Tuesday, September 13, 2011

'Holy Trinity' of News Helps Small-Town Papers

Newspaper Deathwatch, Newspapers
Small-Town Newspapers Thrive as the Big Boys Fade
By Matthew Fleischer on September 13, 2011 12:59 PM

USC Annenberg journalism professor Judy Muller has an op-ed in today’s LA Times lauding America’s small-town newspapers. which she says are “doing just fine, thank you,” despite the collapse of their larger, big-city brethren.

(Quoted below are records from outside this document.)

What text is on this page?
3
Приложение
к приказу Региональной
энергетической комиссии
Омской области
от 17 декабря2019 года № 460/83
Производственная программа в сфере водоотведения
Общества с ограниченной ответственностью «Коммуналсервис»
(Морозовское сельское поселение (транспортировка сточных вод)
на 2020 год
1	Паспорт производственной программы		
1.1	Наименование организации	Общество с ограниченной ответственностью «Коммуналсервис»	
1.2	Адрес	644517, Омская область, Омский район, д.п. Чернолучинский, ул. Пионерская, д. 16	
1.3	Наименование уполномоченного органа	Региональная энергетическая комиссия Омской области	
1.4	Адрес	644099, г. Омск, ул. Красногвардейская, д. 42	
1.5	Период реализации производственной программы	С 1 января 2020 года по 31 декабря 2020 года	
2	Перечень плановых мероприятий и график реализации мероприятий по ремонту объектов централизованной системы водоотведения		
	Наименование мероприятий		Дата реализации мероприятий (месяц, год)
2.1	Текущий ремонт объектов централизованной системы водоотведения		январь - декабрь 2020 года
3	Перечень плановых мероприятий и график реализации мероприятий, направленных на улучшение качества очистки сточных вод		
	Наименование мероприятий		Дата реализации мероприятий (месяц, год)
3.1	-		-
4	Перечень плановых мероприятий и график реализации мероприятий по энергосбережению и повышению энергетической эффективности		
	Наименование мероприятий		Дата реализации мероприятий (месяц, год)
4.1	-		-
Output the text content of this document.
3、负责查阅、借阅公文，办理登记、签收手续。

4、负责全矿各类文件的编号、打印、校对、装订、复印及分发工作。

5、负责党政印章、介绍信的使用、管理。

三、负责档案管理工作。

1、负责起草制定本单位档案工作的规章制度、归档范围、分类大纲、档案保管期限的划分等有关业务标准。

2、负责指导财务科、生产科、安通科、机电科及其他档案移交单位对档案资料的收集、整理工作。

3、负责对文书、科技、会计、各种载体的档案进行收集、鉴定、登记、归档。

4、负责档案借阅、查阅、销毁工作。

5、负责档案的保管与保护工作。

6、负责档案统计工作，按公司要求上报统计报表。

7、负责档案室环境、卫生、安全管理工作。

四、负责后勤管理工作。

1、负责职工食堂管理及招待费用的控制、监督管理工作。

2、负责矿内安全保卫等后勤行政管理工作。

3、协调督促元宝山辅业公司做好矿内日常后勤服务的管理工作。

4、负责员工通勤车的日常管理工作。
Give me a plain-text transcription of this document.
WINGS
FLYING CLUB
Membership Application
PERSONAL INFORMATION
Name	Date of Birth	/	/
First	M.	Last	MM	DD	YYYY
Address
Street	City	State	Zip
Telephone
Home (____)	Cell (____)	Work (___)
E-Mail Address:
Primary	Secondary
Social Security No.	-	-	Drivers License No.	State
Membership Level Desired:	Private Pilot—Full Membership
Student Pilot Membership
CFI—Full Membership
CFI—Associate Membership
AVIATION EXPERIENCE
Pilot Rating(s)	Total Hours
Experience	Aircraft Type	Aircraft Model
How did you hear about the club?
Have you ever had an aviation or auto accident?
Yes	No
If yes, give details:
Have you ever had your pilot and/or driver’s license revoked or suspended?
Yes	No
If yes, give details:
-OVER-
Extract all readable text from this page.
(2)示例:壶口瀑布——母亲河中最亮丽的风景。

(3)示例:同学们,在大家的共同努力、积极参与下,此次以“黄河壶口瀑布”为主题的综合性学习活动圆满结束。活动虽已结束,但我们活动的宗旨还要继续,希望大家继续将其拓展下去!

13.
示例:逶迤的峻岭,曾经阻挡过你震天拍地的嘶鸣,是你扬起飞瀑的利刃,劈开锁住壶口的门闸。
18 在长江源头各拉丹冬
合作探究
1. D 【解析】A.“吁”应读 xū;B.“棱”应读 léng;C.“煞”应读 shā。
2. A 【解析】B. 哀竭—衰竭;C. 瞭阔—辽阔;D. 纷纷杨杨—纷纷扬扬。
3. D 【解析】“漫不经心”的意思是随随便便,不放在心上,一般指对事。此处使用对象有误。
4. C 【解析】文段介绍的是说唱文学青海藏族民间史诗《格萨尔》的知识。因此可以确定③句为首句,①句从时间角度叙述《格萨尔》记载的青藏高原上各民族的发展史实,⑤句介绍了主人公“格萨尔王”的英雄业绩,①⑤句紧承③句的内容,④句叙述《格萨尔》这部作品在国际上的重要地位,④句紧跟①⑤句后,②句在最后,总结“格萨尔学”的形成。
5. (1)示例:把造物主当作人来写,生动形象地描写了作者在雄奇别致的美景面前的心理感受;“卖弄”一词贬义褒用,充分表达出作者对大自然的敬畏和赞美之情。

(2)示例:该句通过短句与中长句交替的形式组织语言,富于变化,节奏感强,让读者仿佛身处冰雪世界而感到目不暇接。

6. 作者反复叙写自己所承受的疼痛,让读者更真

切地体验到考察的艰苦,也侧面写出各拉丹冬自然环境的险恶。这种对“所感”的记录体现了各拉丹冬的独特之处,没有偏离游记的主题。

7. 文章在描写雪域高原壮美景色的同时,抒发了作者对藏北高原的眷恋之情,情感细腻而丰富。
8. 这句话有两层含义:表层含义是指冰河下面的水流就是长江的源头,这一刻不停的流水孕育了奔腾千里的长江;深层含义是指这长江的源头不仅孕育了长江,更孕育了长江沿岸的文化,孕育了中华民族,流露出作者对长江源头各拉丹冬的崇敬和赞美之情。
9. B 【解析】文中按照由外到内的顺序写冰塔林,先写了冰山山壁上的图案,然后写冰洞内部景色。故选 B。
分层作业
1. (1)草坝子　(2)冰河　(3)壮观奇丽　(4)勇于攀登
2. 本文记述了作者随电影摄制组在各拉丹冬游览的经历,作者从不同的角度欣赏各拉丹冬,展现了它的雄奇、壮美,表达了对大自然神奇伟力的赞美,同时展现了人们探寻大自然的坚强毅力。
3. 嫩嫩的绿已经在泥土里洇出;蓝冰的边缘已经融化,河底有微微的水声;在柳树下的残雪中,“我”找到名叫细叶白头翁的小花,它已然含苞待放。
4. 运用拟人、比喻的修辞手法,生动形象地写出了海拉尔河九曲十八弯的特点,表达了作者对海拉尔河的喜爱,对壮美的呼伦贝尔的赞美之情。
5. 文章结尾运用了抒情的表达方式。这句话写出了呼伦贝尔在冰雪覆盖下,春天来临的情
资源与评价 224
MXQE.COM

Some 8,000 weekly papers still hit the front porches and mailboxes in small towns across America every week and, for some reason, they’ve been left out of the conversation. So a couple of years ago, I decided to head back to my roots, both geographic and professional (my first job was at a weekly), to see how those community papers were faring. And what I found was both surprising and inspiring. …

The “holy trinity” of weekly papers consists of high school sports (where even losing teams benefit from positive spin), obituaries (where there’s no need to speak ill of the dead because everyone in town already knows if the deceased was a jerk) and the police blotter. The latter can be addictive, even to outsiders. These items, often lifted intact from the dispassionate log of the sheriff’s dispatcher, are the haikus of Main Street: “Caller states that there is a 9-year-old boy out mowing the lawn next door and feels that is endangering the child in doing so when the mother is perfectly capable of doing it herself.” Or: “Man calls to report wife went missing 3 months ago.”

She’s right. This Fishie hated his hometown, but still checks the police blotter of the local paper from time to time to see if anyone he knows is in there. Although apparently my local paper is bucking the trend. According to Muller most papers aren’t giving their content away for free online. Which is why they’ve been able to thrive. We’ll see how long that lasts. Probably until Patch gets its act together and figures out a way to gut their advertising base.

Looks like local papers may still have a good amount of time.